Additional line items included thousands for book-related services that feel unusually personal for a member-funded expense. The filing lists a fact-checker who displays the book on her portfolio and a photographer paid for a single black-and-white headshot. A literary agency that represents Weingarten also received a six-figure payment during the book’s production window. Nearly 30 AFT staff members are credited in the acknowledgments, and the cost of a nationwide book tour remains undisclosed in the filings that were examined.
Weingarten publicly promised that half the book’s proceeds would benefit two union-affiliated charities, but the advance royalties tell a different story. The AFT received $375,000 in advance royalties from the publisher, yet only $125,000 went to the named charities combined, which is one-third of that advance rather than half. A separate $125,000 payment went to a Delaware LLC created just as the book project began, an entity with no public presence other than being set up to receive funds.
The novel appearance of a Delaware LLC named to receive a payment right when the book was started raised eyebrows, since the union confirmed the payments were ultimately for Weingarten. The union retained the remainder of the advance and other proceeds. Members who pay dues to fund collective bargaining and support for classrooms were instead footing the bill for a project that produced royalties routed through an opaque corporate vehicle.
“This desperate fishing expedition by a far right group that refuses to disclose its donors only proves my book’s point — that Fascists Fear Teachers,” she told the New York Post, adding that “any and all proceeds from the book are shared equally.”
The quote above is Weingarten’s public rebuttal. It repeats her claim that proceeds are shared equally, even as documentation shows advance payments that were divided in ways that differed from her promise. From a Republican perspective, this mismatch looks like a classic case of leaders using member funds for projects that primarily boost their own profile and income.
Weingarten’s reported annual compensation from the AFT is $469,442, a figure that critics contrast with classroom salaries earned by the teachers the union purports to represent. That level of pay, combined with member-funded spending on a personal book project, deepens concerns about priorities. The pattern here is less about defending schools and more about the conflation of institutional resources with personal advancement.

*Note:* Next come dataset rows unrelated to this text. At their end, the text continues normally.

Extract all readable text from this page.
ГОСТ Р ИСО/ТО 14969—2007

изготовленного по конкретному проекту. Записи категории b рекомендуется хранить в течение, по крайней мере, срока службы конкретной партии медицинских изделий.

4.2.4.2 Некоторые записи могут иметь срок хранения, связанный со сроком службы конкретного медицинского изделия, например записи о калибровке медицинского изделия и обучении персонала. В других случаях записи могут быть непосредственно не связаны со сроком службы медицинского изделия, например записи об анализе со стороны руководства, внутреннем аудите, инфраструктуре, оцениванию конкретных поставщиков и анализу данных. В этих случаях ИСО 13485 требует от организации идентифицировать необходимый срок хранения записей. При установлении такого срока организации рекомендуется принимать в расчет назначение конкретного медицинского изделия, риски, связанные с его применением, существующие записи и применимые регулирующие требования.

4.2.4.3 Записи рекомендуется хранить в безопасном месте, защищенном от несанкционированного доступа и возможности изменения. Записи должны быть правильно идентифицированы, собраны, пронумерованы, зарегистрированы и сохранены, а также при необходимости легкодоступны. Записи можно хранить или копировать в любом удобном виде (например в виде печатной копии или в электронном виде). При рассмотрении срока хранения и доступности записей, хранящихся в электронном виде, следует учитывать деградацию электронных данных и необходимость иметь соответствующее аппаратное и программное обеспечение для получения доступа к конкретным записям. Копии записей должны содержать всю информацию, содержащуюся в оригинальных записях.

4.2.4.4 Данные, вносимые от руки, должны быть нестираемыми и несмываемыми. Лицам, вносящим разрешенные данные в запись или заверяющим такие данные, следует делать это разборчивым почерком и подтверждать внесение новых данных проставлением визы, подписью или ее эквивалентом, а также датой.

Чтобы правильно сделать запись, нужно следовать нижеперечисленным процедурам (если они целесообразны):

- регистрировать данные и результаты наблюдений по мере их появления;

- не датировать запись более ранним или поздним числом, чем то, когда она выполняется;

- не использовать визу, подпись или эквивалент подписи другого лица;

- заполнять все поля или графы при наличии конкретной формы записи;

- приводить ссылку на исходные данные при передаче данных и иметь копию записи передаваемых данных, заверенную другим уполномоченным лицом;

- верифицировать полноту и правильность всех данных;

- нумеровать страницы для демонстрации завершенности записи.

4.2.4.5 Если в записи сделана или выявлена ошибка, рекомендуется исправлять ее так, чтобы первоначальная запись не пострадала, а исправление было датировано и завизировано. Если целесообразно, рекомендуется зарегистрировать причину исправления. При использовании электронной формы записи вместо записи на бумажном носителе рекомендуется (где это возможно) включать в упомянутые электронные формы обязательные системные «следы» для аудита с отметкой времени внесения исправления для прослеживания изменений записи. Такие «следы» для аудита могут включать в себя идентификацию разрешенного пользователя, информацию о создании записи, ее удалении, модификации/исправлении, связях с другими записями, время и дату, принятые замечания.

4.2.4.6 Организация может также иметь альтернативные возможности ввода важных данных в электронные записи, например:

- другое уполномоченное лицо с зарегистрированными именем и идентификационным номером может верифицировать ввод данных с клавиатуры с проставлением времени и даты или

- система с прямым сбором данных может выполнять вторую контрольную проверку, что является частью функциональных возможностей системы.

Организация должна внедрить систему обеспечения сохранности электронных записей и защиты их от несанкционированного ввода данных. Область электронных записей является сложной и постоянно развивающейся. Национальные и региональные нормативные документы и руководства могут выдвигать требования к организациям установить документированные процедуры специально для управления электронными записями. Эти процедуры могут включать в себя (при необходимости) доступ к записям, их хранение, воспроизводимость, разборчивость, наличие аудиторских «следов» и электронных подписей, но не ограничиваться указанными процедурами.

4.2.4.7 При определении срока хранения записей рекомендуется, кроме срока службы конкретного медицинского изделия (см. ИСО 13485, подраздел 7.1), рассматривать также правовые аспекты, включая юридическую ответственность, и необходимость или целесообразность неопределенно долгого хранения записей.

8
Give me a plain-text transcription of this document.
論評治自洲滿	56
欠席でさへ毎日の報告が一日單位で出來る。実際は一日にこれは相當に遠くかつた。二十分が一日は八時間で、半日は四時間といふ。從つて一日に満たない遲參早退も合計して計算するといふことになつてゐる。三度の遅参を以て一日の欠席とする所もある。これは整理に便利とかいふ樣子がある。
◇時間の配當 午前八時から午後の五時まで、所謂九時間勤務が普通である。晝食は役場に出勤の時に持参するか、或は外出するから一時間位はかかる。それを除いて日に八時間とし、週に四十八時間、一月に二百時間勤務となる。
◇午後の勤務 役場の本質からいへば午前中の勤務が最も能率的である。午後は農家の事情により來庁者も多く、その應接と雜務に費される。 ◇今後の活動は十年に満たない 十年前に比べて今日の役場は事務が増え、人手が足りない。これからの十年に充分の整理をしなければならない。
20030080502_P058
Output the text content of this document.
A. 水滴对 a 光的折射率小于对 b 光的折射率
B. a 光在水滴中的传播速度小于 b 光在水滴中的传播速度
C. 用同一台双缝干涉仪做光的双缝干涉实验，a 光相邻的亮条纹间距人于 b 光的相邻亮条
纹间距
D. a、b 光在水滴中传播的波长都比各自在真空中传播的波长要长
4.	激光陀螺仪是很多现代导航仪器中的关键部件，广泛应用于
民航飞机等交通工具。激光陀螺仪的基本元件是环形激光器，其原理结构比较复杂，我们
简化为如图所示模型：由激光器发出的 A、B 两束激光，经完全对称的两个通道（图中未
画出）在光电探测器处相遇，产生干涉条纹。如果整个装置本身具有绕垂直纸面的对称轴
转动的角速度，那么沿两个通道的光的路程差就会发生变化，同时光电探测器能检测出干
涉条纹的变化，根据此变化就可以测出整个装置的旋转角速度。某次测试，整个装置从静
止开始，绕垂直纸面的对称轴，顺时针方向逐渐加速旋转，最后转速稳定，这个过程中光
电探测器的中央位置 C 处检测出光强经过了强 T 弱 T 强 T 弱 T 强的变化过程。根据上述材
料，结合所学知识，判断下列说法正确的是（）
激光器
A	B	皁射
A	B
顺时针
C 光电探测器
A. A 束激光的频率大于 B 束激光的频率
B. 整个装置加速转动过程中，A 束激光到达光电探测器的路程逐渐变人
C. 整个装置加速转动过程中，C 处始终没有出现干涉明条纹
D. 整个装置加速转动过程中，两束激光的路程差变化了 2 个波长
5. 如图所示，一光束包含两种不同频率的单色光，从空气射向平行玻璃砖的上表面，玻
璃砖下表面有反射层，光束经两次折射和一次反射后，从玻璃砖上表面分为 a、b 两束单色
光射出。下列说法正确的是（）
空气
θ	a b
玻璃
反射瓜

The book itself doesn’t avoid provocation: it mentions Hitler early on and draws comparisons between modern education policy and occupation tactics used by totalitarian regimes. The publisher called the work “a manifesto for our time,” language that underscores the personal and political nature of the project. For many members and outside observers, the controversy is about transparency and accountability in how collective funds are used.
Ultimately, the issue hinges on who decides how union money is spent and whether members were properly informed about the scale and purpose of these expenditures. When dues pay for legal bills, ghostwriting-style assistance, and promotional efforts tied closely to one leader’s book, skeptical taxpayers and union members want clear answers about oversight and priorities. The record as presented raises those very questions.